Community banks oppose capital One Financial Inc.'s proposed $9 billion acquisition of ING Direct USA, saying it would increase systemic risk. "Not only are the large banks getting larger, their funding advantage over community banks, which has been estimated to be approximately 50 basis points, appears to be getting even larger," said Christopher Cole, senior vice president and senior regulatory counsel for the Independent Community Bankers of America, testifying at the first of three public hearings by the Federal Reserve on the deal.
If the Fed approves the acquisition, it would add to the number of potentially too-big-to-fail banks that could be bailed out if there was another financial crisis, said Cole.
The ICBA called for a moratorium on all acquisitions of institutions with assets more than $100 billion until there is a regulatory apparatus to deal with systemically important financial institutions.
Cole said that regulators have not found "an accurate way to measure systemic risk nor have the regulators come up with a method to identify the nonbank SIFIs." Until it does, such deals should be barred.
The pending acquisition has sparked criticism from community groups and affordable housing advocates as well.

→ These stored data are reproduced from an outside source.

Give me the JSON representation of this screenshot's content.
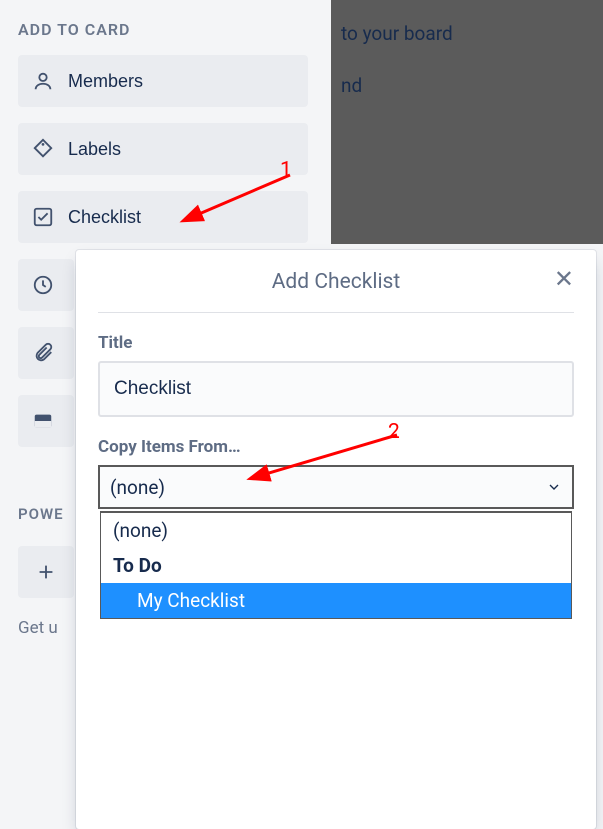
{
  "sidebar": {
    "heading": "ADD TO CARD",
    "items": [
      {
        "label": "Members"
      },
      {
        "label": "Labels"
      },
      {
        "label": "Checklist"
      }
    ]
  },
  "rightDark": {
    "line1": "to your board",
    "line2": "nd"
  },
  "popover": {
    "title": "Add Checklist",
    "titleLabel": "Title",
    "titleValue": "Checklist",
    "copyLabel": "Copy Items From…",
    "selectedValue": "(none)",
    "options": {
      "none": "(none)",
      "group": "To Do",
      "nested": "My Checklist"
    }
  },
  "powerups": {
    "heading": "POWE",
    "bottomText": "Get u"
  },
  "annotations": {
    "a1": "1",
    "a2": "2"
  }
}
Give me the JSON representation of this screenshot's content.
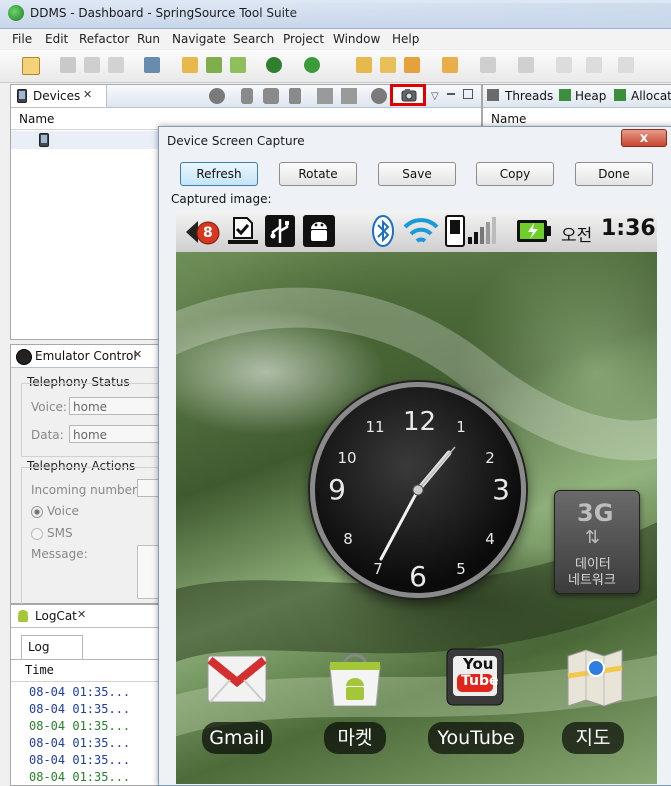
{
  "window": {
    "title": "DDMS - Dashboard - SpringSource Tool Suite"
  },
  "menu": [
    "File",
    "Edit",
    "Refactor",
    "Run",
    "Navigate",
    "Search",
    "Project",
    "Window",
    "Help"
  ],
  "devices": {
    "tab_label": "Devices",
    "tab_close": "✕",
    "name_header": "Name"
  },
  "right_panel": {
    "tabs": [
      "Threads",
      "Heap",
      "Allocatio"
    ],
    "name_header": "Name"
  },
  "emulator": {
    "tab_label": "Emulator Control",
    "tab_close": "✕",
    "telephony_status": "Telephony Status",
    "voice_label": "Voice:",
    "voice_value": "home",
    "data_label": "Data:",
    "data_value": "home",
    "telephony_actions": "Telephony Actions",
    "incoming_label": "Incoming number:",
    "radio_voice": "Voice",
    "radio_sms": "SMS",
    "message_label": "Message:"
  },
  "logcat": {
    "tab_label": "LogCat",
    "tab_close": "✕",
    "subtab": "Log",
    "time_header": "Time",
    "rows": [
      {
        "text": "08-04 01:35...",
        "color": "#1f3fa0"
      },
      {
        "text": "08-04 01:35...",
        "color": "#1f3fa0"
      },
      {
        "text": "08-04 01:35...",
        "color": "#2a7f2a"
      },
      {
        "text": "08-04 01:35...",
        "color": "#1f3fa0"
      },
      {
        "text": "08-04 01:35...",
        "color": "#1f3fa0"
      },
      {
        "text": "08-04 01:35...",
        "color": "#2a7f2a"
      }
    ]
  },
  "dialog": {
    "title": "Device Screen Capture",
    "close": "x",
    "buttons": {
      "refresh": "Refresh",
      "rotate": "Rotate",
      "save": "Save",
      "copy": "Copy",
      "done": "Done"
    },
    "captured_label": "Captured image:"
  },
  "phone": {
    "notification_count": "8",
    "ampm": "오전",
    "time": "1:36",
    "clock_numbers": [
      "12",
      "1",
      "2",
      "3",
      "4",
      "5",
      "6",
      "7",
      "8",
      "9",
      "10",
      "11"
    ],
    "widget": {
      "title": "3G",
      "line1": "데이터",
      "line2": "네트워크"
    },
    "apps": [
      "Gmail",
      "마켓",
      "YouTube",
      "지도"
    ],
    "youtube_you": "You",
    "youtube_tube": "Tube"
  },
  "colors": {
    "highlight": "#e00000",
    "dialog_close": "#c6462f",
    "android_green": "#a4c639"
  }
}
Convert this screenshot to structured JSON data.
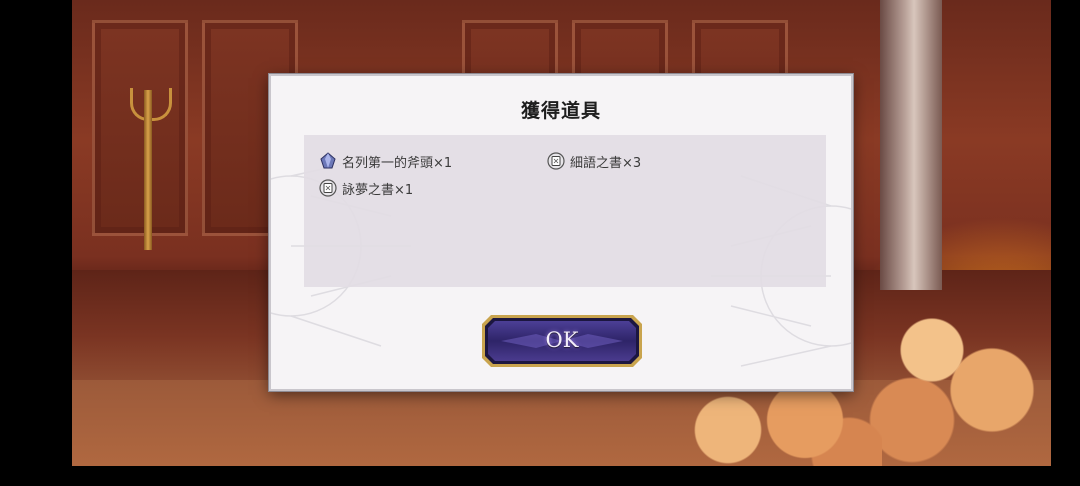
{
  "dialog": {
    "title": "獲得道具",
    "items": [
      {
        "icon": "crystal-icon",
        "label": "名列第一的斧頭×1"
      },
      {
        "icon": "book-icon",
        "label": "細語之書×3"
      },
      {
        "icon": "book-icon",
        "label": "詠夢之書×1"
      }
    ],
    "ok_label": "OK"
  },
  "colors": {
    "dialog_bg": "#f6f4f6",
    "panel_bg": "#e2dce4",
    "button_purple": "#3b2f7a",
    "button_gold": "#c9a44e"
  }
}
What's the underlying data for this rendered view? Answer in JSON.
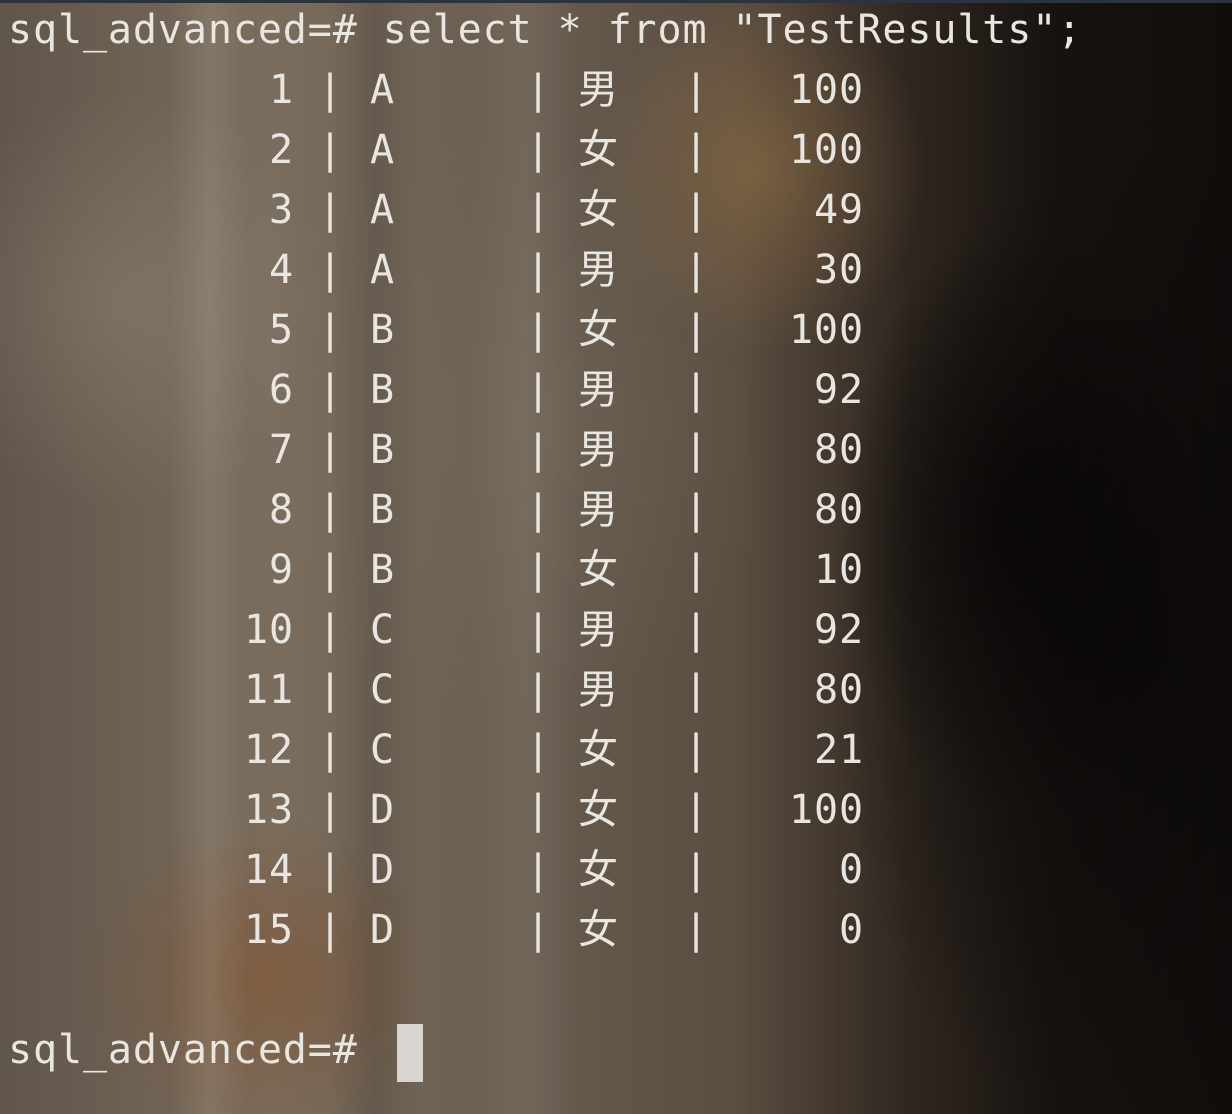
{
  "terminal": {
    "command_line": "sql_advanced=# select * from \"TestResults\";",
    "prompt": "sql_advanced=#",
    "separator": "|",
    "rows": [
      {
        "id": "1",
        "group": "A",
        "sex": "男",
        "score": "100"
      },
      {
        "id": "2",
        "group": "A",
        "sex": "女",
        "score": "100"
      },
      {
        "id": "3",
        "group": "A",
        "sex": "女",
        "score": "49"
      },
      {
        "id": "4",
        "group": "A",
        "sex": "男",
        "score": "30"
      },
      {
        "id": "5",
        "group": "B",
        "sex": "女",
        "score": "100"
      },
      {
        "id": "6",
        "group": "B",
        "sex": "男",
        "score": "92"
      },
      {
        "id": "7",
        "group": "B",
        "sex": "男",
        "score": "80"
      },
      {
        "id": "8",
        "group": "B",
        "sex": "男",
        "score": "80"
      },
      {
        "id": "9",
        "group": "B",
        "sex": "女",
        "score": "10"
      },
      {
        "id": "10",
        "group": "C",
        "sex": "男",
        "score": "92"
      },
      {
        "id": "11",
        "group": "C",
        "sex": "男",
        "score": "80"
      },
      {
        "id": "12",
        "group": "C",
        "sex": "女",
        "score": "21"
      },
      {
        "id": "13",
        "group": "D",
        "sex": "女",
        "score": "100"
      },
      {
        "id": "14",
        "group": "D",
        "sex": "女",
        "score": "0"
      },
      {
        "id": "15",
        "group": "D",
        "sex": "女",
        "score": "0"
      }
    ]
  }
}
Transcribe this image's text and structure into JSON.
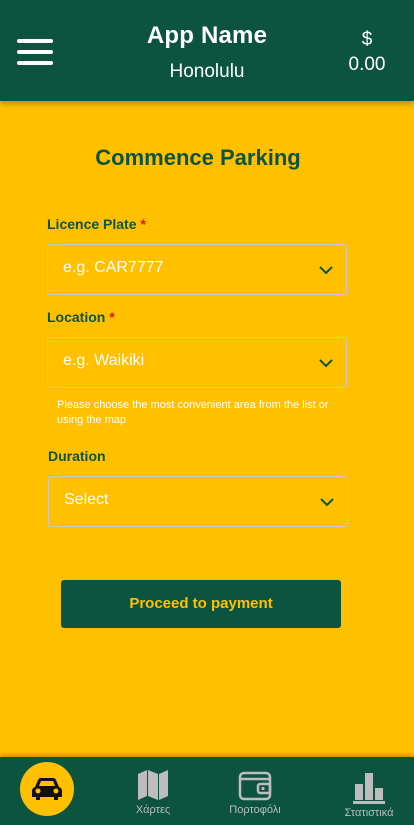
{
  "header": {
    "app_name": "App Name",
    "city": "Honolulu",
    "currency": "$",
    "balance": "0.00"
  },
  "form": {
    "title": "Commence Parking",
    "licence_plate": {
      "label": "Licence Plate",
      "required_mark": "*",
      "placeholder": "e.g. CAR7777"
    },
    "location": {
      "label": "Location",
      "required_mark": "*",
      "placeholder": "e.g. Waikiki",
      "hint": "Please choose the most convenient area from the list or using the map"
    },
    "duration": {
      "label": "Duration",
      "placeholder": "Select"
    },
    "submit_label": "Proceed to payment"
  },
  "bottom_nav": {
    "items": [
      {
        "icon": "car-icon",
        "label": ""
      },
      {
        "icon": "map-icon",
        "label": "Χάρτες"
      },
      {
        "icon": "wallet-icon",
        "label": "Πορτοφόλι"
      },
      {
        "icon": "bar-chart-icon",
        "label": "Στατιστικά"
      }
    ]
  },
  "colors": {
    "primary_green": "#0C5440",
    "accent_yellow": "#FFC000",
    "required_red": "#E0141E"
  }
}
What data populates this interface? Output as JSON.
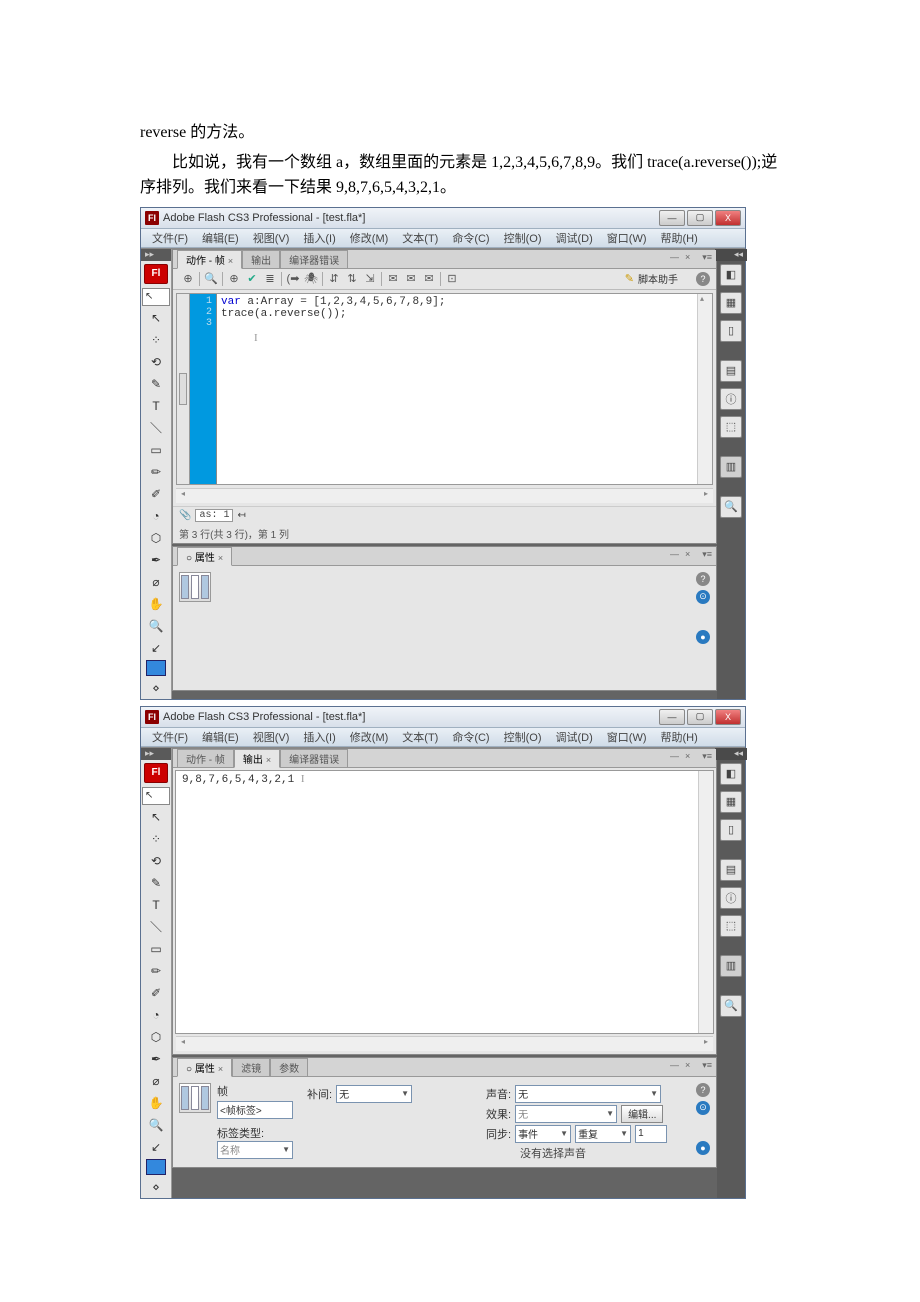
{
  "doc": {
    "line1_prefix": "reverse",
    "line1_suffix": " 的方法。",
    "line2": "比如说，我有一个数组 a，数组里面的元素是 1,2,3,4,5,6,7,8,9。我们 trace(a.reverse());逆序排列。我们来看一下结果 9,8,7,6,5,4,3,2,1。"
  },
  "app": {
    "title": "Adobe Flash CS3 Professional - [test.fla*]",
    "fl_logo": "Fl",
    "menu": [
      "文件(F)",
      "编辑(E)",
      "视图(V)",
      "插入(I)",
      "修改(M)",
      "文本(T)",
      "命令(C)",
      "控制(O)",
      "调试(D)",
      "窗口(W)",
      "帮助(H)"
    ],
    "win_btns": {
      "min": "—",
      "max": "▢",
      "close": "X"
    }
  },
  "window1": {
    "tabs": {
      "actions": "动作 - 帧",
      "output": "输出",
      "errors": "编译器错误"
    },
    "script_help_icon": "✎",
    "script_help": "脚本助手",
    "help_icon": "?",
    "code": {
      "lines": [
        "1",
        "2",
        "3"
      ],
      "l1a": "var",
      "l1b": " a:Array = [1,2,3,4,5,6,7,8,9];",
      "l2": "trace(a.reverse());"
    },
    "footer_as": "as: 1",
    "status": "第 3 行(共 3 行)，第 1 列",
    "props_tab": "属性"
  },
  "window2": {
    "tabs": {
      "actions": "动作 - 帧",
      "output": "输出",
      "errors": "编译器错误"
    },
    "output": "9,8,7,6,5,4,3,2,1",
    "props": {
      "tab_props": "属性",
      "tab_filter": "滤镜",
      "tab_param": "参数",
      "frame_label": "帧",
      "frame_tag_label": "<帧标签>",
      "tween_label": "补间:",
      "tween_val": "无",
      "label_type": "标签类型:",
      "label_type_val": "名称",
      "sound_label": "声音:",
      "sound_val": "无",
      "effect_label": "效果:",
      "effect_val": "无",
      "edit_btn": "编辑...",
      "sync_label": "同步:",
      "sync_val": "事件",
      "repeat_val": "重复",
      "count": "1",
      "no_sound": "没有选择声音"
    }
  },
  "tools": [
    "↖",
    "↖",
    "⁘",
    "⟲",
    "✎",
    "T",
    "＼",
    "▭",
    "✏",
    "✐",
    "◔",
    "⬡",
    "✒",
    "⌀",
    "✋",
    "🔍",
    "↙"
  ],
  "rtools": [
    "◧",
    "▦",
    "▯",
    "▤",
    "ⓘ",
    "⬚",
    "▥",
    "🔍"
  ]
}
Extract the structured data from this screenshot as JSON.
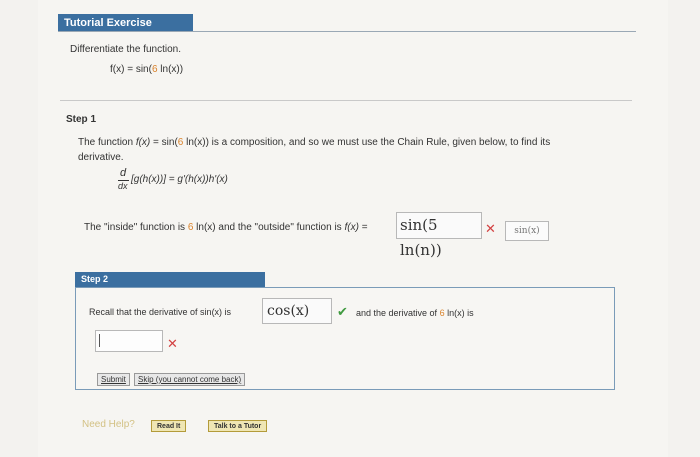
{
  "header": {
    "title": "Tutorial Exercise"
  },
  "intro": {
    "instruction": "Differentiate the function.",
    "function_lhs": "f(x) = sin(",
    "function_coef": "6",
    "function_rhs": " ln(x))"
  },
  "step1": {
    "label": "Step 1",
    "text_a": "The function ",
    "text_fx": "f(x)",
    "text_b": " = sin(",
    "text_coef": "6",
    "text_c": " ln(x)) is a composition, and so we must use the Chain Rule, given below, to find its",
    "text_line2": "derivative.",
    "chain_d": "d",
    "chain_dx": "dx",
    "chain_rule": "[g(h(x))] = g'(h(x))h'(x)",
    "inside_a": "The \"inside\" function is ",
    "inside_coef": "6",
    "inside_b": " ln(x) and the \"outside\" function is ",
    "inside_fx": "f(x)",
    "inside_eq": " =",
    "answer_value": "sin(5 ln(n))",
    "answer_mark": "✕",
    "correct_hint": "sin(x)"
  },
  "step2": {
    "tab_label": "Step 2",
    "recall_text": "Recall that the derivative of sin(x) is",
    "answer_value": "cos(x)",
    "answer_mark": "✔",
    "and_text_a": "and the derivative of ",
    "and_coef": "6",
    "and_text_b": " ln(x) is",
    "empty_mark": "✕",
    "submit_label": "Submit",
    "skip_label": "Skip (you cannot come back)"
  },
  "help": {
    "label": "Need Help?",
    "read_label": "Read It",
    "talk_label": "Talk to a Tutor"
  },
  "colors": {
    "accent": "#3b6fa0",
    "coef": "#d9822b",
    "wrong": "#d34242",
    "right": "#3f9a3f"
  }
}
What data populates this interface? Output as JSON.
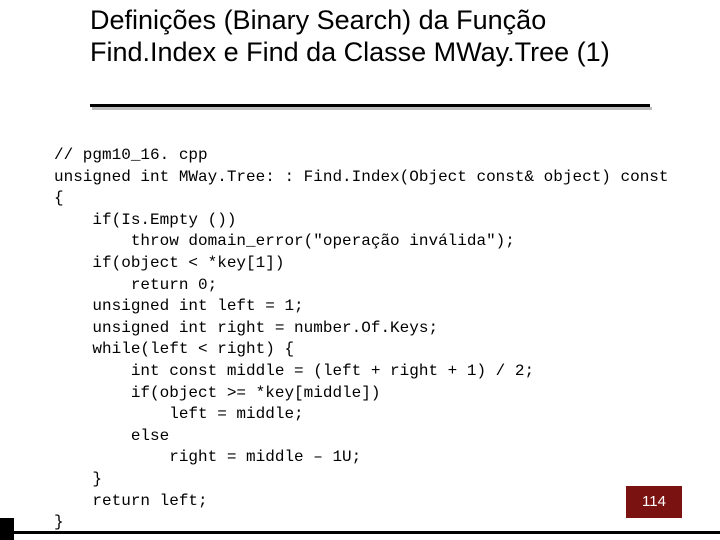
{
  "title": "Definições (Binary Search) da Função Find.Index e Find da Classe MWay.Tree (1)",
  "code": "// pgm10_16. cpp\nunsigned int MWay.Tree: : Find.Index(Object const& object) const\n{\n    if(Is.Empty ())\n        throw domain_error(\"operação inválida\");\n    if(object < *key[1])\n        return 0;\n    unsigned int left = 1;\n    unsigned int right = number.Of.Keys;\n    while(left < right) {\n        int const middle = (left + right + 1) / 2;\n        if(object >= *key[middle])\n            left = middle;\n        else\n            right = middle – 1U;\n    }\n    return left;\n}",
  "page_number": "114"
}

John Finneran, head of corporate reputation and governance, general counsel and corporate secretary of Capital One, said the proposed deal would in fact reduce systemic risk. "The combined organization will remain a traditional consumer and commercial bank with none of the complexity or interconnectivity that the Dodd-Frank Act sought to address in ending the concept of too big to fail," said Finneran at the hearing. "In fact, the acquisition of ING Direct will further reduce, rather than increase, any risk to the financial system, as well as the overall risk profiles of both institutions on a stand-alone basis."